ADOT internships prepare next generation of transportation professionals
ADOT internships prepare next generation of transportation professionals
PHOENIX ‒ Arizona’s network of highways requires transportation professionals specializing in areas as wide-ranging as planning routes, repairing bridges and creating beautiful landscaping along roadways.
To help ready the next generation of professionals to plan, operate and maintain a safe and efficient transportation system, the Arizona Department of Transportation employs nearly 40 interns whose work touches projects in every corner of the state.

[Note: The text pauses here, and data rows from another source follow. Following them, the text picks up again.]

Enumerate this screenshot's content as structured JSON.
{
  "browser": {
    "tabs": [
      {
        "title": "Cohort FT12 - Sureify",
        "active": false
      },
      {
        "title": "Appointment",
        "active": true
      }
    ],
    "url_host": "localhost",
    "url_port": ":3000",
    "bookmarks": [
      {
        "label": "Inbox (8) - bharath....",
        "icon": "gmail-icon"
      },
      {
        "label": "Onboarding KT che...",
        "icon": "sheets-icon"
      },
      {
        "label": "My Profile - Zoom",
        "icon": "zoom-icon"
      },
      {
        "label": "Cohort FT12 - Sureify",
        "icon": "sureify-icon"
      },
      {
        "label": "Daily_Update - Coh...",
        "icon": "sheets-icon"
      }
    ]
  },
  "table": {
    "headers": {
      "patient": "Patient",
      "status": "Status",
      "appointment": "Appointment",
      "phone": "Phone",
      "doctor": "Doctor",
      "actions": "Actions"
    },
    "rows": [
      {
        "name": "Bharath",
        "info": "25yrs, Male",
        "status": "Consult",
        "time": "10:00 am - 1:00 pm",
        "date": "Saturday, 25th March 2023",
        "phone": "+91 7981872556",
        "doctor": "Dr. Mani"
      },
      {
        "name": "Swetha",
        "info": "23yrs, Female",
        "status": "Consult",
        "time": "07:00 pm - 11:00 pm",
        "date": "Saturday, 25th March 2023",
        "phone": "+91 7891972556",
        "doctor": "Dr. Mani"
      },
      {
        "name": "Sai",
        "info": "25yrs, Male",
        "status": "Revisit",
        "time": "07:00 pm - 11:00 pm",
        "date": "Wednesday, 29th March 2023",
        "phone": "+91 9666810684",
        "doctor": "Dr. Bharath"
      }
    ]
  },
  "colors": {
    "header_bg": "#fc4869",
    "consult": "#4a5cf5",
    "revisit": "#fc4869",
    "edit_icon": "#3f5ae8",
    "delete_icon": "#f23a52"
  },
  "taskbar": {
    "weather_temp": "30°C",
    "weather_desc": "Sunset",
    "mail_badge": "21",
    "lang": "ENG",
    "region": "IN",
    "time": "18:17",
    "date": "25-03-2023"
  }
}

Coming from communities across Arizona, the interns work in fields including engineering, urban planning, construction management, environmental science, landscape architecture and more.
Earlier this year, ADOT partnered with Arizona State University to have meteorology interns provide real-time forecasts to those managing highways. Working out of ADOT’s Traffic Operations Center, these interns have helped crews respond rapidly to storms and other weather challenges.
ADOT recruits interns from high schools and colleges every spring, and interns can work for the agency throughout their college careers and up to six months after graduating. Typically working one day a week, they tackle the same kinds of projects they’ll face after graduating.
Interns benefit from the experience of working with a supervisor plus a designated mentor.
“The interns I talk to love the program,” said Candee Samora, ADOT’s intern project coordinator. “They say they love school but there’s nothing that can replace the hands-on training they’re getting at ADOT.”
One of ADOT’s interns is Yuri Lechuga-Robles, an Arizona State University landscape architecture student who graduated in May as the 2016 Outstanding Undergraduate Student for the Herberger Institute for Design and the Arts. Lechuga-Robles’ position in roadside development has allowed him to work on freeway projects in northern Arizona, Tucson and the Phoenix area. One of the lasting impacts of his work with ADOT Roadside Development is helping choose plants to go along roads and the graphic designs on bridges.
“Everyone in Roadside Development has been very helpful,” he said. “They’ve really taken care not to hold back and they’ve put me in situations where I can do things and learn. They’ve had confidence in me.”
Lechuga-Robles received the John E. McGee Intern Scholarship in 2015 from ADOT and the Western Association of State Highway and Transportation Officials. He was the first landscape architecture student awarded the scholarship named after McGee, the late ADOT chief financial officer.
“A lot of what I’m doing at school is directly related to the projects I do here,” Lechuga-Robles said. “It’s definitely been enriching to my career in landscape architecture.”
LeRoy Brady, ADOT’s chief landscape architect, said the agency gets just as much out of the experience as its interns do.
“Interns help us meet our project development goals and schedules,” Brady said. “They bring in new ideas and new ways of looking at things.”